Persisting Spark Streaming output

I'm Collecting the data from a messaging app, i'm currently using Flume, it sends approx 50 Million records per day

I wish to use Kafka, consume from Kafka using Spark Streaming and persist it to hadoop and query with impala

I'm having issues with each approach I've tried..

Approach 1 - Save rdd as parquet, point an external hive parquet table to the parquet directory

// scala
val ssc =  new StreamingContext(sparkConf, Seconds(bucketsize.toInt))
val lines = KafkaUtils.createStream(ssc, zkQuorum, group, topicMap).map(_._2)
lines.foreachRDD(rdd => {

    // 1 - Create a SchemaRDD object from the rdd and specify the schema
    val SchemaRDD1 = sqlContext.jsonRDD(rdd, schema)

    // 2 - register it as a spark sql table
    SchemaRDD1.registerTempTable("sparktable")

    // 3 - qry sparktable to produce another SchemaRDD object of the data needed 'finalParquet'. and persist this as parquet files
    val finalParquet = sqlContext.sql(sql)
    finalParquet.saveAsParquetFile(dir)

The problem is that finalParquet.saveAsParquetFile outputs a huge no. of files, the Dstream received from Kafka outputs over 200 files for a 1 minute batch size. The reason that it outputs many files is because the computation is distributed as explained in another post- how to make saveAsTextFile NOT split output into multiple file? the propsed solutions dont seem optimal for me , for e.g. as one user states - Having a single output file is only a good idea if you have very little data.

Approach 2 - Use Hivecontext. insert rdd data directly to a hive table

# python
sqlContext = HiveContext(sc)
ssc = StreamingContext(sc, int(batch_interval))
kvs = KafkaUtils.createStream(ssc, zkQuorum, group, {topics: 1})
lines = kvs.map(lambda x: x[1]).persist(StorageLevel.MEMORY_AND_DISK_SER)
lines.foreachRDD(sendRecord)

def sendRecord(rdd):

  sql = "INSERT INTO TABLE table select * from beacon_sparktable"

  # 1 - Apply the schema to the RDD creating a data frame 'beaconDF'
  beaconDF = sqlContext.jsonRDD(rdd,schema)

  # 2- Register the DataFrame as a spark sql table.
  beaconDF.registerTempTable("beacon_sparktable")

  # 3 - insert to hive directly from a qry on the spark sql table
  sqlContext.sql(sql);

This works fine , it inserts directly to a parquet table but there are scheduling delays for the batches as processing time exceeds the batch interval time. The consumer cant keep up with whats being produced and the batches to process begin to queue up.

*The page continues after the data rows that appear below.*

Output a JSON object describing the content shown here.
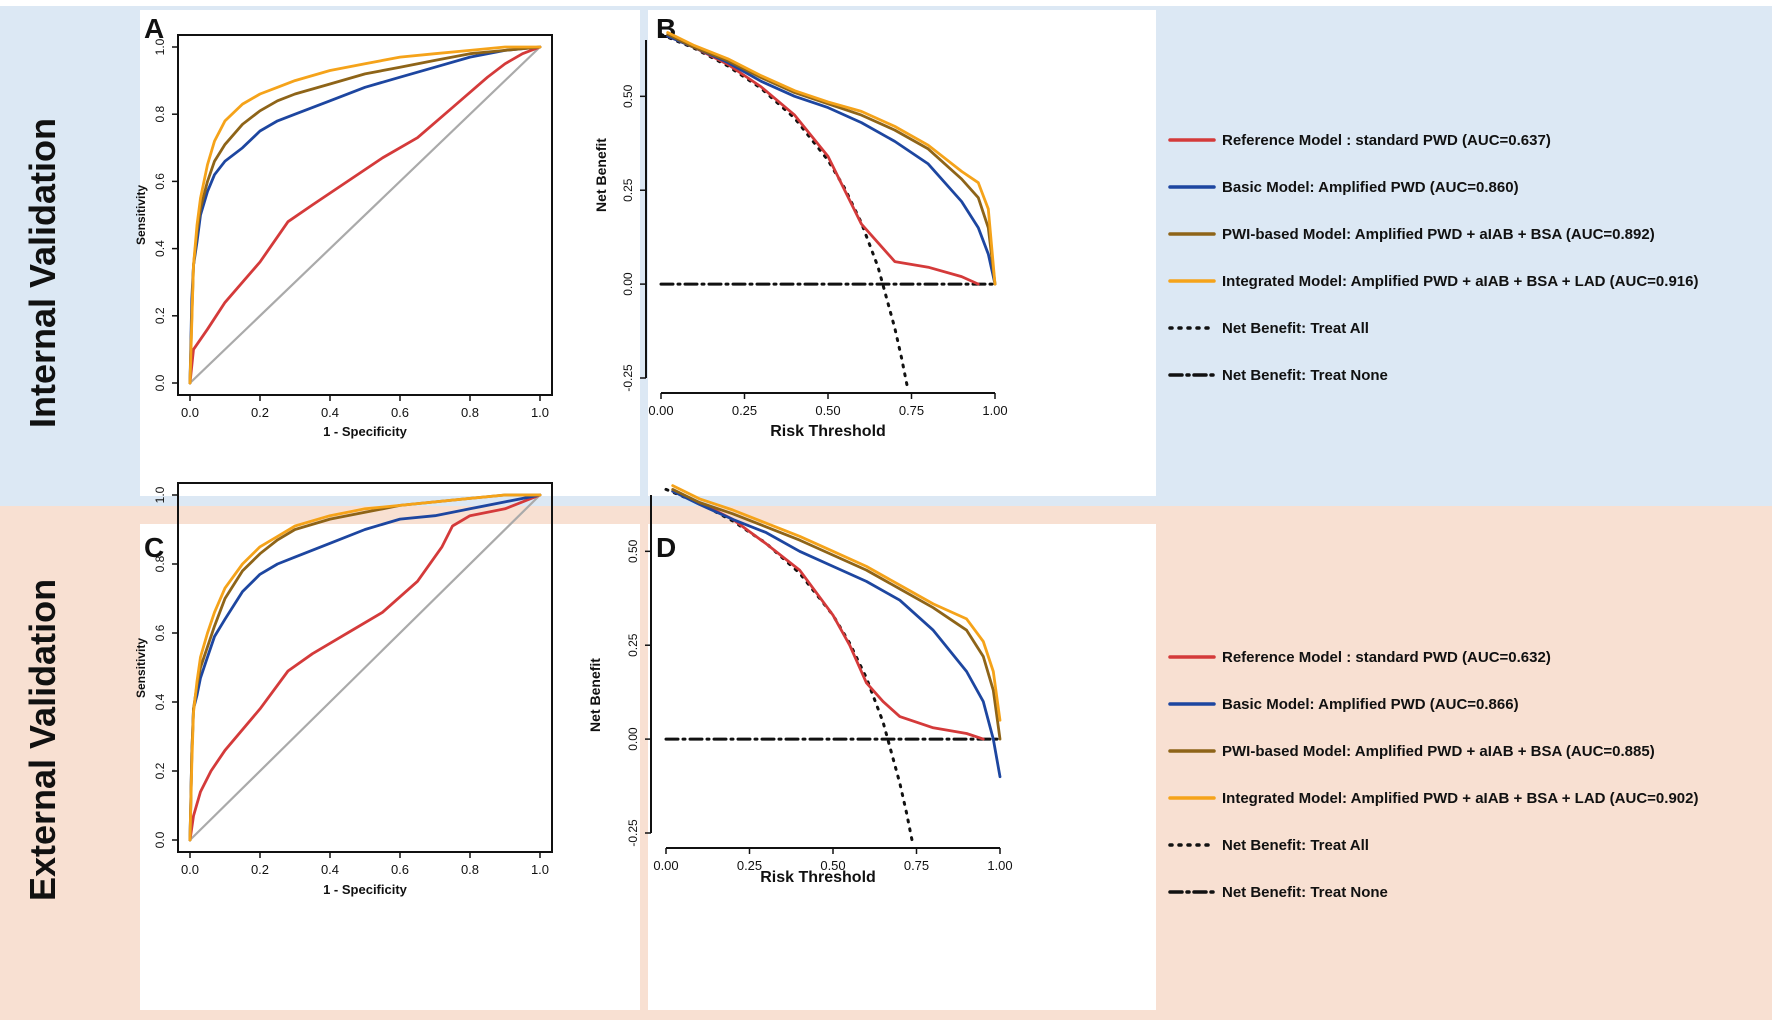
{
  "sections": [
    {
      "label": "Internal Validation",
      "bg": "#dce8f4"
    },
    {
      "label": "External Validation",
      "bg": "#f8e0d2"
    }
  ],
  "colors": {
    "reference": "#d43a3a",
    "basic": "#1d46a0",
    "pwi": "#8e6418",
    "integrated": "#f5a31a",
    "treat": "#111111",
    "diagonal": "#aaaaaa"
  },
  "legends": [
    {
      "items": [
        {
          "key": "reference",
          "style": "solid",
          "text": "Reference Model : standard PWD (AUC=0.637)"
        },
        {
          "key": "basic",
          "style": "solid",
          "text": "Basic Model: Amplified PWD (AUC=0.860)"
        },
        {
          "key": "pwi",
          "style": "solid",
          "text": "PWI-based Model: Amplified PWD + aIAB + BSA (AUC=0.892)"
        },
        {
          "key": "integrated",
          "style": "solid",
          "text": "Integrated Model: Amplified PWD + aIAB + BSA + LAD (AUC=0.916)"
        },
        {
          "key": "treat",
          "style": "dotted",
          "text": "Net Benefit: Treat All"
        },
        {
          "key": "treat",
          "style": "dashdot",
          "text": "Net Benefit: Treat None"
        }
      ]
    },
    {
      "items": [
        {
          "key": "reference",
          "style": "solid",
          "text": "Reference Model : standard PWD (AUC=0.632)"
        },
        {
          "key": "basic",
          "style": "solid",
          "text": "Basic Model: Amplified PWD (AUC=0.866)"
        },
        {
          "key": "pwi",
          "style": "solid",
          "text": "PWI-based Model: Amplified PWD + aIAB + BSA (AUC=0.885)"
        },
        {
          "key": "integrated",
          "style": "solid",
          "text": "Integrated Model: Amplified PWD + aIAB + BSA + LAD (AUC=0.902)"
        },
        {
          "key": "treat",
          "style": "dotted",
          "text": "Net Benefit: Treat All"
        },
        {
          "key": "treat",
          "style": "dashdot",
          "text": "Net Benefit: Treat None"
        }
      ]
    }
  ],
  "chart_data": [
    {
      "panel": "A",
      "type": "line",
      "title": "",
      "xlabel": "1 - Specificity",
      "ylabel": "Sensitivity",
      "xlim": [
        0,
        1
      ],
      "ylim": [
        0,
        1
      ],
      "xticks": [
        "0.0",
        "0.2",
        "0.4",
        "0.6",
        "0.8",
        "1.0"
      ],
      "yticks": [
        "0.0",
        "0.2",
        "0.4",
        "0.6",
        "0.8",
        "1.0"
      ],
      "reference_line": {
        "name": "diagonal",
        "x": [
          0,
          1
        ],
        "y": [
          0,
          1
        ]
      },
      "series": [
        {
          "key": "reference",
          "name": "Reference Model",
          "x": [
            0,
            0.01,
            0.05,
            0.1,
            0.2,
            0.28,
            0.35,
            0.45,
            0.55,
            0.65,
            0.75,
            0.85,
            0.9,
            0.95,
            1
          ],
          "y": [
            0,
            0.1,
            0.16,
            0.24,
            0.36,
            0.48,
            0.53,
            0.6,
            0.67,
            0.73,
            0.82,
            0.91,
            0.95,
            0.98,
            1
          ]
        },
        {
          "key": "basic",
          "name": "Basic Model",
          "x": [
            0,
            0.005,
            0.01,
            0.02,
            0.03,
            0.05,
            0.07,
            0.1,
            0.15,
            0.2,
            0.25,
            0.3,
            0.4,
            0.5,
            0.6,
            0.7,
            0.8,
            0.9,
            1
          ],
          "y": [
            0,
            0.25,
            0.35,
            0.42,
            0.5,
            0.57,
            0.62,
            0.66,
            0.7,
            0.75,
            0.78,
            0.8,
            0.84,
            0.88,
            0.91,
            0.94,
            0.97,
            0.99,
            1
          ]
        },
        {
          "key": "pwi",
          "name": "PWI-based Model",
          "x": [
            0,
            0.005,
            0.01,
            0.02,
            0.03,
            0.05,
            0.07,
            0.1,
            0.15,
            0.2,
            0.25,
            0.3,
            0.4,
            0.5,
            0.6,
            0.7,
            0.8,
            0.9,
            1
          ],
          "y": [
            0,
            0.2,
            0.35,
            0.45,
            0.52,
            0.6,
            0.66,
            0.71,
            0.77,
            0.81,
            0.84,
            0.86,
            0.89,
            0.92,
            0.94,
            0.96,
            0.98,
            0.99,
            1
          ]
        },
        {
          "key": "integrated",
          "name": "Integrated Model",
          "x": [
            0,
            0.005,
            0.01,
            0.02,
            0.03,
            0.05,
            0.07,
            0.1,
            0.15,
            0.2,
            0.25,
            0.3,
            0.4,
            0.5,
            0.6,
            0.7,
            0.8,
            0.9,
            1
          ],
          "y": [
            0,
            0.18,
            0.35,
            0.47,
            0.55,
            0.65,
            0.72,
            0.78,
            0.83,
            0.86,
            0.88,
            0.9,
            0.93,
            0.95,
            0.97,
            0.98,
            0.99,
            1,
            1
          ]
        }
      ]
    },
    {
      "panel": "B",
      "type": "line",
      "title": "",
      "xlabel": "Risk Threshold",
      "ylabel": "Net Benefit",
      "xlim": [
        0,
        1
      ],
      "ylim": [
        -0.25,
        0.65
      ],
      "xticks": [
        "0.00",
        "0.25",
        "0.50",
        "0.75",
        "1.00"
      ],
      "yticks": [
        "-0.25",
        "0.00",
        "0.25",
        "0.50"
      ],
      "series": [
        {
          "key": "treat",
          "name": "Net Benefit: Treat All",
          "style": "dotted",
          "x": [
            0,
            0.1,
            0.2,
            0.3,
            0.4,
            0.5,
            0.55,
            0.6,
            0.65,
            0.7,
            0.72,
            0.74
          ],
          "y": [
            0.665,
            0.628,
            0.581,
            0.521,
            0.442,
            0.33,
            0.255,
            0.163,
            0.045,
            -0.117,
            -0.196,
            -0.285
          ]
        },
        {
          "key": "treat",
          "name": "Net Benefit: Treat None",
          "style": "dashdot",
          "x": [
            0,
            1
          ],
          "y": [
            0,
            0
          ]
        },
        {
          "key": "reference",
          "name": "Reference Model",
          "x": [
            0.02,
            0.1,
            0.2,
            0.3,
            0.4,
            0.5,
            0.55,
            0.6,
            0.65,
            0.7,
            0.8,
            0.9,
            0.95
          ],
          "y": [
            0.66,
            0.63,
            0.585,
            0.525,
            0.45,
            0.34,
            0.25,
            0.16,
            0.11,
            0.06,
            0.045,
            0.02,
            0.0
          ]
        },
        {
          "key": "basic",
          "name": "Basic Model",
          "x": [
            0.02,
            0.1,
            0.2,
            0.3,
            0.4,
            0.5,
            0.6,
            0.7,
            0.8,
            0.9,
            0.95,
            0.98,
            1.0
          ],
          "y": [
            0.66,
            0.63,
            0.59,
            0.54,
            0.5,
            0.47,
            0.43,
            0.38,
            0.32,
            0.22,
            0.15,
            0.08,
            0.0
          ]
        },
        {
          "key": "pwi",
          "name": "PWI-based Model",
          "x": [
            0.02,
            0.1,
            0.2,
            0.3,
            0.4,
            0.5,
            0.6,
            0.7,
            0.8,
            0.9,
            0.95,
            0.98,
            1.0
          ],
          "y": [
            0.665,
            0.63,
            0.595,
            0.55,
            0.51,
            0.48,
            0.45,
            0.41,
            0.36,
            0.28,
            0.23,
            0.15,
            0.0
          ]
        },
        {
          "key": "integrated",
          "name": "Integrated Model",
          "x": [
            0.02,
            0.1,
            0.2,
            0.3,
            0.4,
            0.5,
            0.6,
            0.7,
            0.8,
            0.9,
            0.95,
            0.98,
            1.0
          ],
          "y": [
            0.67,
            0.635,
            0.6,
            0.555,
            0.515,
            0.485,
            0.46,
            0.42,
            0.37,
            0.3,
            0.27,
            0.2,
            0.0
          ]
        }
      ]
    },
    {
      "panel": "C",
      "type": "line",
      "title": "",
      "xlabel": "1 - Specificity",
      "ylabel": "Sensitivity",
      "xlim": [
        0,
        1
      ],
      "ylim": [
        0,
        1
      ],
      "xticks": [
        "0.0",
        "0.2",
        "0.4",
        "0.6",
        "0.8",
        "1.0"
      ],
      "yticks": [
        "0.0",
        "0.2",
        "0.4",
        "0.6",
        "0.8",
        "1.0"
      ],
      "reference_line": {
        "name": "diagonal",
        "x": [
          0,
          1
        ],
        "y": [
          0,
          1
        ]
      },
      "series": [
        {
          "key": "reference",
          "name": "Reference Model",
          "x": [
            0,
            0.01,
            0.03,
            0.06,
            0.1,
            0.2,
            0.28,
            0.35,
            0.45,
            0.55,
            0.65,
            0.72,
            0.75,
            0.8,
            0.9,
            1
          ],
          "y": [
            0,
            0.07,
            0.14,
            0.2,
            0.26,
            0.38,
            0.49,
            0.54,
            0.6,
            0.66,
            0.75,
            0.85,
            0.91,
            0.94,
            0.96,
            1
          ]
        },
        {
          "key": "basic",
          "name": "Basic Model",
          "x": [
            0,
            0.005,
            0.01,
            0.02,
            0.03,
            0.05,
            0.07,
            0.1,
            0.15,
            0.2,
            0.25,
            0.3,
            0.4,
            0.5,
            0.6,
            0.7,
            0.8,
            0.9,
            1
          ],
          "y": [
            0,
            0.25,
            0.38,
            0.42,
            0.47,
            0.53,
            0.59,
            0.64,
            0.72,
            0.77,
            0.8,
            0.82,
            0.86,
            0.9,
            0.93,
            0.94,
            0.96,
            0.98,
            1
          ]
        },
        {
          "key": "pwi",
          "name": "PWI-based Model",
          "x": [
            0,
            0.005,
            0.01,
            0.02,
            0.03,
            0.05,
            0.07,
            0.1,
            0.15,
            0.2,
            0.25,
            0.3,
            0.4,
            0.5,
            0.6,
            0.7,
            0.8,
            0.9,
            1
          ],
          "y": [
            0,
            0.25,
            0.38,
            0.45,
            0.5,
            0.56,
            0.62,
            0.7,
            0.78,
            0.83,
            0.87,
            0.9,
            0.93,
            0.95,
            0.97,
            0.98,
            0.99,
            1,
            1
          ]
        },
        {
          "key": "integrated",
          "name": "Integrated Model",
          "x": [
            0,
            0.005,
            0.01,
            0.02,
            0.03,
            0.05,
            0.07,
            0.1,
            0.15,
            0.2,
            0.25,
            0.3,
            0.4,
            0.5,
            0.6,
            0.7,
            0.8,
            0.9,
            1
          ],
          "y": [
            0,
            0.22,
            0.37,
            0.46,
            0.53,
            0.6,
            0.66,
            0.73,
            0.8,
            0.85,
            0.88,
            0.91,
            0.94,
            0.96,
            0.97,
            0.98,
            0.99,
            1,
            1
          ]
        }
      ]
    },
    {
      "panel": "D",
      "type": "line",
      "title": "",
      "xlabel": "Risk Threshold",
      "ylabel": "Net Benefit",
      "xlim": [
        0,
        1
      ],
      "ylim": [
        -0.25,
        0.65
      ],
      "xticks": [
        "0.00",
        "0.25",
        "0.50",
        "0.75",
        "1.00"
      ],
      "yticks": [
        "-0.25",
        "0.00",
        "0.25",
        "0.50"
      ],
      "series": [
        {
          "key": "treat",
          "name": "Net Benefit: Treat All",
          "style": "dotted",
          "x": [
            0,
            0.1,
            0.2,
            0.3,
            0.4,
            0.5,
            0.55,
            0.6,
            0.65,
            0.7,
            0.72,
            0.74
          ],
          "y": [
            0.665,
            0.628,
            0.581,
            0.521,
            0.442,
            0.33,
            0.255,
            0.163,
            0.045,
            -0.117,
            -0.196,
            -0.285
          ]
        },
        {
          "key": "treat",
          "name": "Net Benefit: Treat None",
          "style": "dashdot",
          "x": [
            0,
            1
          ],
          "y": [
            0,
            0
          ]
        },
        {
          "key": "reference",
          "name": "Reference Model",
          "x": [
            0.02,
            0.1,
            0.2,
            0.3,
            0.4,
            0.5,
            0.55,
            0.6,
            0.65,
            0.7,
            0.8,
            0.9,
            0.95
          ],
          "y": [
            0.66,
            0.63,
            0.585,
            0.52,
            0.45,
            0.33,
            0.25,
            0.15,
            0.1,
            0.06,
            0.03,
            0.015,
            0.0
          ]
        },
        {
          "key": "basic",
          "name": "Basic Model",
          "x": [
            0.02,
            0.1,
            0.2,
            0.3,
            0.4,
            0.5,
            0.6,
            0.7,
            0.8,
            0.9,
            0.95,
            0.98,
            1.0
          ],
          "y": [
            0.66,
            0.625,
            0.585,
            0.55,
            0.5,
            0.46,
            0.42,
            0.37,
            0.29,
            0.18,
            0.1,
            0.0,
            -0.1
          ]
        },
        {
          "key": "pwi",
          "name": "PWI-based Model",
          "x": [
            0.02,
            0.1,
            0.2,
            0.3,
            0.4,
            0.5,
            0.6,
            0.7,
            0.8,
            0.9,
            0.95,
            0.98,
            1.0
          ],
          "y": [
            0.665,
            0.63,
            0.6,
            0.565,
            0.53,
            0.49,
            0.45,
            0.4,
            0.35,
            0.29,
            0.22,
            0.13,
            0.0
          ]
        },
        {
          "key": "integrated",
          "name": "Integrated Model",
          "x": [
            0.02,
            0.1,
            0.2,
            0.3,
            0.4,
            0.5,
            0.6,
            0.7,
            0.8,
            0.9,
            0.95,
            0.98,
            1.0
          ],
          "y": [
            0.675,
            0.64,
            0.61,
            0.575,
            0.54,
            0.5,
            0.46,
            0.41,
            0.36,
            0.32,
            0.26,
            0.18,
            0.05
          ]
        }
      ]
    }
  ]
}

it seems writing to hive is slow. ive tried adjusting batch intervla size, running more consumer instances.

In summary

What is the best way to persist Big data from Spark Streaming given that there are issues with multiple files and potential latency with writing to hive? What are other people doing?

A similar question has been asked here, but he has an issue with directories as apposed to too many files How to make Spark Streaming write its output so that Impala can read it?

Many Thanks for any help

In solution #2, the number of files created can be controlled via the number of partitions of each RDD.

See this example:

// create a Hive table (assume it's already existing)
sqlContext.sql("CREATE TABLE test (id int, txt string) STORED AS PARQUET")

// create a RDD with 2 records and only 1 partition
val rdd = sc.parallelize(List( List(1, "hello"), List(2, "world") ), 1)

// create a DataFrame from the RDD
val schema = StructType(Seq(
 StructField("id", IntegerType, nullable = false),
 StructField("txt", StringType, nullable = false)
))
val df = sqlContext.createDataFrame(rdd.map( Row(_:_*) ), schema)

// this creates a single file, because the RDD has 1 partition
df.write.mode("append").saveAsTable("test")

Now, I guess you can play with the frequency at which you pull data from Kafka, and the number of partitions of each RDD (default, the partitions of your Kafka topic, that you can possibly reduce by repartitioning).

I'm using Spark 1.5 from CDH 5.5.1, and I get the same result using either df.write.mode("append").saveAsTable("test") or your SQL string.